*** This hymn reflects sceptically on the vision of peace in Isaiah 11.1-10, suspecting with Sportin’ Life in Porgy and Bess that “It ain’t necessarily so”.
Shall-the-wolf-live-with-the-lambShall the wolf live with the lamb.midi
COMMENTARY
An inspiring vision for the healing of creation. The healing agent will be a shoot…come out from the stock of Jesse, whose delight shall be in the fear of the Lord, and who shall decide with equity for the meek of the earth.
Throughout history, people have responded to this prophecy either by the prayer “Come, Lord, come!” accompanied by the question, “How long, O Lord?” or by a range of sceptical reactions.

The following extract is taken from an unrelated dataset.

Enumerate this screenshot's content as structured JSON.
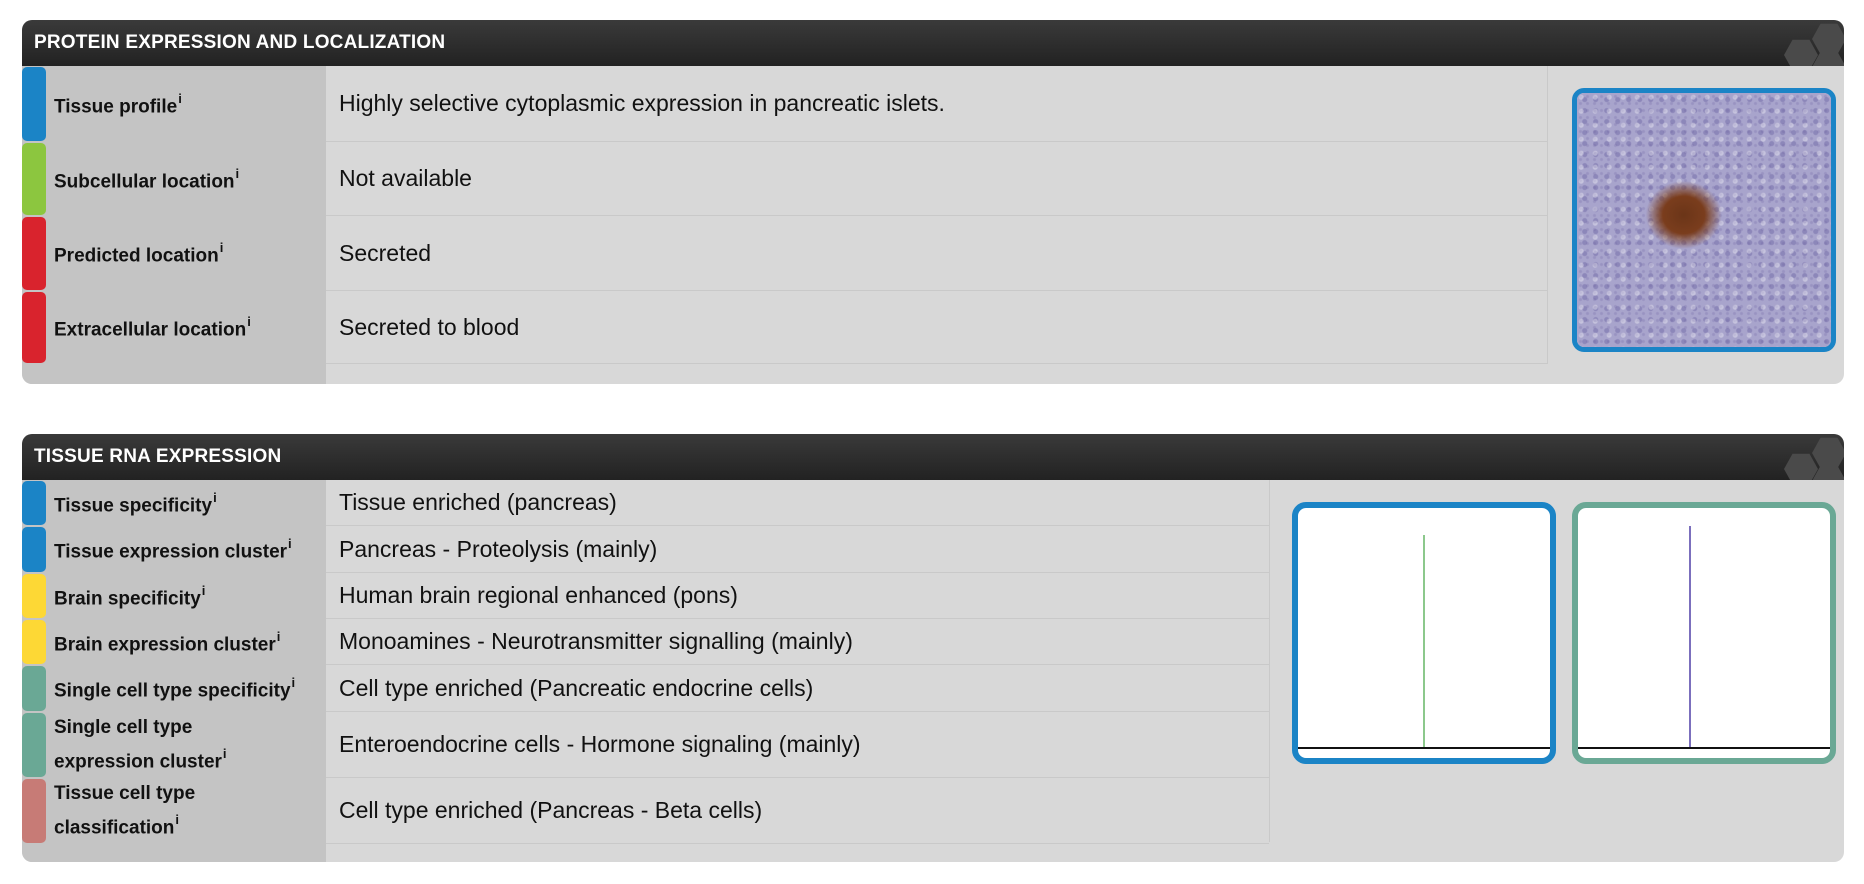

One of the mildest sceptical reactions is Sportin’ Life’s, in ‘Porgy and Bess’: “It ain’t necessarily so”. Shall the wolf really live with lamb, the leopard lie down with the kid? This hymn is composed from that position of doubt.
We live with the question: does doubting have to lead inevitably to unbelief? The issue was clearly set forth by a French philosopher, Albert Camus during the Second World War. Writing to a Nazi with whom he had been friends before the war, he remembered that they had both believed that life is absurd, without any meaning. ‘So wherein’, he asked, ‘lay the difference between us?’ He said that the Nazi had given in to hopelessness, and thereby permitted himself to support inhuman policies and to commit inhuman actions. Camus, for his part, even though he could make no sense of life nor see any good future, simply refused to believe that this was the truth; he was committed to seeing a world in which human beings behaved with proper respect for all life.
The deep heart of this hymn is verse 6, for it declares that Christ has ‘slaked our thirst for blood’. This assertion is the ground of Christian faith. It maintains that, because of what is sometimes called ‘the Christ event’, culminating in the death and resurrection of Jesus, the direction of life – human life in the first instance – has been radically changed for the better. In the face of every law that persuades or obliges people to think that people who are different from us are potential enemies and can ultimately be disposed of, Christian faith says that everyone in the world is capable of repenting, and of building and nurturing peaceful co-existence with all people and all creatures.
This hymn is open to the complaint that it contains explicit references to topical conflicts; surely hymns deal with ‘eternal’, not temporal matters! – with theology, not politics! Rather than enter that debate (this is not the place), I offer the hope that verses 3, 4, and 5, composed in 1996, will have only a short ‘shelf-life’; may the ancient conflicts referred to there be soon resolved. Whether or not we live to see resolutions of these conflicts, there will always be conflicts, some remote, some very local, that need to be held in prayer; and, if in prayer generally, why not in the specific kind of prayer that is a hymn?
A glossary may be helpful. ‘Goy’ (verse 3) is a Jewish word for Gentile (ie non-Jew). In verse 4 ‘Prod’ is a Protestant, and ‘Taig’ is a Roman Catholic. In verse 5 ‘LGBs’ are lesbian, gay, and bisexual people, and ‘straights’ are heterosexual people.
SCHUTZ, the name given to the music, is a German word, meaning ‘protection’, ‘defence’; in itself it expresses a prayer that is implied by this hymn: that people who are imprisoned within the logics of conflict may be saved from conflicts’ bloody conclusions.
The music itself is nervous, almost febrile in character, with chromatic phrases tying thought and feeling to the sense of crisis that blights the lives of millions. Yet the third line of music speaks dependably of comfort, and leads a way through the midst of distress towards a safer world.